Still, the question of who participates in data science is, as the authors write, “the elephant in the server room.” As of 2011, only 26 percent of all undergraduates receiving computer science degrees in the U.S. were women. That is not only a low figure, but actually a decline from past levels: In 1985, 37 percent of computer science graduates were women, the highest mark on record.
As a result of the lack of diversity in the field, D’Ignazio and Klein believe, many data projects are radically limited in their ability to see all facets of the complex social situations they purport to measure. 
“We want to try to tune people in to these kinds of power relationships and why they matter deeply,” D’Ignazio says. “Who’s on the team? Who had the idea? Who’s benefiting from the project? Who’s potentially harmed by the project?”
In all, D’Ignazio and Klein outline seven principles of data feminism, from examining and challenging power, to rethinking binary systems and hierarchies, and embracing pluralism. (Those statistics about gender and computer science graduates are limited, they note, by only using the “male” and “female” categories, thus excluding people who identify in different terms.)
People interested in data feminism, the authors state, should also “value multiple forms of knowledge,” including firsthand knowledge that may lead us to question seemingly official data. Also, they should always consider the context in which data are generated, and “make labor visible” when it comes to data science. This last principle, the researchers note, speaks to the problem that even when women and other excluded people contribute to data projects, they often receive less credit for their work.
For all the book’s critique of existing systems, programs, and practices, D’Ignazio and Klein are also careful to include examples of positive, successful efforts, such as the WomanStats project, which has grown and thrived over two decades.

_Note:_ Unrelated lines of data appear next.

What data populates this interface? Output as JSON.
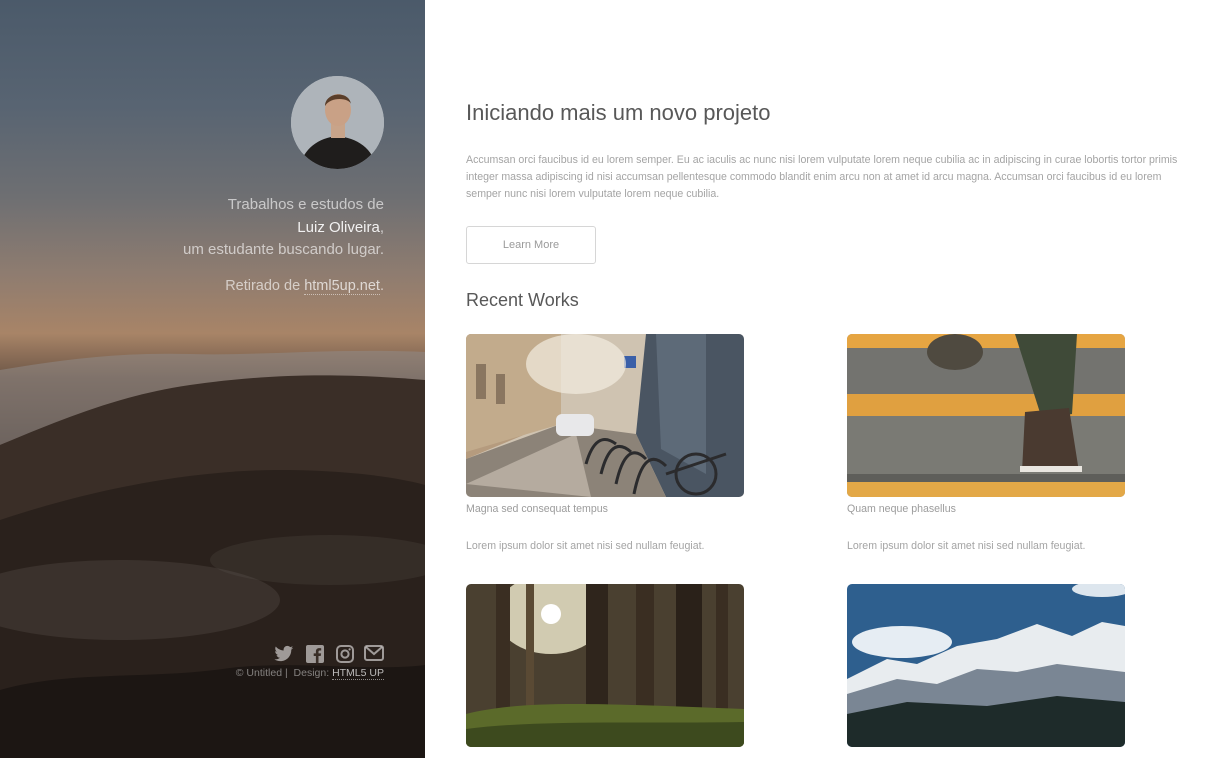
{
  "sidebar": {
    "intro_line1": "Trabalhos e estudos de",
    "name": "Luiz Oliveira",
    "intro_line2_suffix": ",",
    "intro_line3": "um estudante buscando lugar.",
    "source_prefix": "Retirado de ",
    "source_link": "html5up.net",
    "source_suffix": ".",
    "social_icons": [
      "twitter-icon",
      "facebook-icon",
      "instagram-icon",
      "envelope-icon"
    ],
    "copyright": "© Untitled |",
    "design_label": "Design:",
    "design_link": "HTML5 UP"
  },
  "main": {
    "title": "Iniciando mais um novo projeto",
    "lead": "Accumsan orci faucibus id eu lorem semper. Eu ac iaculis ac nunc nisi lorem vulputate lorem neque cubilia ac in adipiscing in curae lobortis tortor primis integer massa adipiscing id nisi accumsan pellentesque commodo blandit enim arcu non at amet id arcu magna. Accumsan orci faucibus id eu lorem semper nunc nisi lorem vulputate lorem neque cubilia.",
    "button_label": "Learn More",
    "recent_title": "Recent Works",
    "works": [
      {
        "caption": "Magna sed consequat tempus",
        "desc": "Lorem ipsum dolor sit amet nisi sed nullam feugiat."
      },
      {
        "caption": "Quam neque phasellus",
        "desc": "Lorem ipsum dolor sit amet nisi sed nullam feugiat."
      },
      {
        "caption": "",
        "desc": ""
      },
      {
        "caption": "",
        "desc": ""
      }
    ]
  },
  "colors": {
    "accent_text": "#585858",
    "muted_text": "#a4a4a4",
    "sidebar_sky": "#4b5a6a",
    "sidebar_dusk": "#a88467",
    "sidebar_ground": "#231c18"
  }
}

“For people who are data people but are new to feminism, we want to provide them with a very accessible introduction, and give them concepts and tools they can use in their practice,” D’Ignazio says. “We’re not imagining that people already have feminism in their toolkit. On the other hand, we are trying to speak to folks who are very tuned in to feminism or social justice principles, and highlight for them the ways data science is both problematic, but can be marshalled in the service of justice.”